Pill peddlers
For the second time in as many months, a jury handed down a verdict finding pharmaceutical production and distribution companies directly liable for fomenting the nation’s opioid overdose crisis. This is progress. The first verdict came in a November federal case in Ohio, where a jury found pharmacy giants CVS Health, Walmart and Walgreens responsible for contributing to the opioid epidemic in two counties. Then, last Thursday in Suffolk County, a jury in a joint state-local lawsuit has now provided the first state-level verdict, with Israel-based Teva Pharmaceutical Industries and related entities found guilty of creating a “public nuisance,” a novel legal strategy used to draw an accountability nexus between the companies’ actions and the crisis.

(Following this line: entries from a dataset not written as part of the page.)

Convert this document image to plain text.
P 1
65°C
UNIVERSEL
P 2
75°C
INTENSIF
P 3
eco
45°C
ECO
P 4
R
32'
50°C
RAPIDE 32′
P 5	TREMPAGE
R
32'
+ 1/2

The lawsuit started off with many more defendants, most of whom settled out over the months of the trial, committing to pay hundreds of millions of dollars towards mitigating the horrors of opioid overprescription and overuse around the state (if state authorities ever get around to appointing the board tasked with making funding recommendations). What Teva is on the hook for will now be decided by the judge, though the company has already indicated it intends to appeal.
These payments are necessary and welcome. Just as important are the juries’ affirmations that these corporations and their executives are directly at fault for this catastrophe after deciding to push powerful pharmaceuticals in what they knew was an unsafe manner. Teva might object to some of the plaintiffs’ legal strategies — its lawyers attempted to have a mistrial declared over objections that comedic internal videos pushing drug sales were parodies and not real training materials — but at base, the people’s lawyers proved they acted with willful negligence to public health in order to bolster their bottom line.
This verdict now provides fuel to other ongoing state and federal trials. Let it be a sign to the many companies that got rich off obscuring the dangers of opioids: Get ready to pay up to help remedy some of the wrongs you caused.